Değerli arkadaşlar, bunlar üst üste yapılan çok önemli yanlışlardır, anayasal yanlışlardır, boşluklardır; bunlar bir devlet adabı içerisinde, aklı içerisinde, hafızası içerisinde affedilmeyecek hatalardır. Hele Türkiye Cumhuriyeti gibi 100'üncü yılına gelmiş ama devlet geleneği binlerce yıldan beri devam eden bir ülke için bunlar çok önemli hatalardır, bunları göz göre göre yapıyoruz maalesef. Bunlar düzeltilmesi gereken çok önemli konulardır, bunları kimse atlayamaz, bunları kimse küçümseyemez, bunlarla ilgili olarak doğru iş yapmak zorundayız. Esas, usule tabidir. Şimdi, bütçeyle ilgili böyle önemli usulsüzlükler yapıyoruz. Biraz önce söyledim, şimdi bu kadar önemli bir kanunu görüşüyoruz Türkiye'nin finansıyla ilgili; 5 milyar dolara yakın masraf yapılmış, maliyeti olan bir finans merkeziyle ilgili konuyu görüşüyoruz; siyasi muhatabımız yok ne Plan ve Bütçe Komisyonunda ne Genel Kurulda. Bu kadar masraf yapılmış, bu iş nasıl olacak, nasıl yapılacak, dışarıyla ilişkiler nasıl yürüyecek? "İlgili kurumları denetleyelim." diyoruz, siyasi muhatabımız yok.
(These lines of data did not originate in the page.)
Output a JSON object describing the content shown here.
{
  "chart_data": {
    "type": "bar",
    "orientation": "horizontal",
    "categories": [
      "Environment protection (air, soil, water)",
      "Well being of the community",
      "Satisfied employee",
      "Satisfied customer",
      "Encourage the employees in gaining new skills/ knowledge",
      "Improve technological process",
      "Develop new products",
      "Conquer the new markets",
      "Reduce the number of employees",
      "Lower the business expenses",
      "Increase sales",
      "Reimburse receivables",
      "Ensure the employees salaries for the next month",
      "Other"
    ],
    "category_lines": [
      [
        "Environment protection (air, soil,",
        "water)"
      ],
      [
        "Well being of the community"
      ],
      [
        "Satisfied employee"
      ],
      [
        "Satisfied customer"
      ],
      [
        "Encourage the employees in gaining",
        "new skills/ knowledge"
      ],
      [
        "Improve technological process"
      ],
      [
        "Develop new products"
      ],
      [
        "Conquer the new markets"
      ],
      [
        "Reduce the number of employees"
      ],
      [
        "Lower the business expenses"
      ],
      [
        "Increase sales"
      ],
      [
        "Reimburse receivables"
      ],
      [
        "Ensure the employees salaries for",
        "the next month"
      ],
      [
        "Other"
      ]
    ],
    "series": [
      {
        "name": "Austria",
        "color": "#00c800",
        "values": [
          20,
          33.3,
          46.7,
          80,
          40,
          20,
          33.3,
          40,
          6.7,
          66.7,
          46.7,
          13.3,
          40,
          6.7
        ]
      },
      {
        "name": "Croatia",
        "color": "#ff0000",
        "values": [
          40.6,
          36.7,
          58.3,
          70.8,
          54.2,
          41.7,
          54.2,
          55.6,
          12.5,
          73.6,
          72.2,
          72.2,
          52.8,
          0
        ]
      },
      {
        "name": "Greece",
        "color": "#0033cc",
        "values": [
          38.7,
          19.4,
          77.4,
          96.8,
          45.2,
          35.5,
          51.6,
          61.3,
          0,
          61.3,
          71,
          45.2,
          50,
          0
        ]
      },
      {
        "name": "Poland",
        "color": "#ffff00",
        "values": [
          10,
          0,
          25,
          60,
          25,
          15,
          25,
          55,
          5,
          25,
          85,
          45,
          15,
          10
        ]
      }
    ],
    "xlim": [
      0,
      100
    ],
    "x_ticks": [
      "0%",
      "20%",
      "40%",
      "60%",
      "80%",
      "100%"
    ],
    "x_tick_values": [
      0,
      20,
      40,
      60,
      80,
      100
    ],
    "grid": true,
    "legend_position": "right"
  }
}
Değerli arkadaşlar, bunlar söylediğim gibi yanlış işler, yanlış konulardır, bunlar düzeltilmesi gereken konulardır.

Sabırla dinlediğiniz için çok teşekkür ediyorum. Umarım dikkate alınır bu söylediklerimiz. Kanun teklifinin de söylememize rağmen dikkate alınmayacağını bildiğim için şimdiden hayırlı olmasını diliyorum.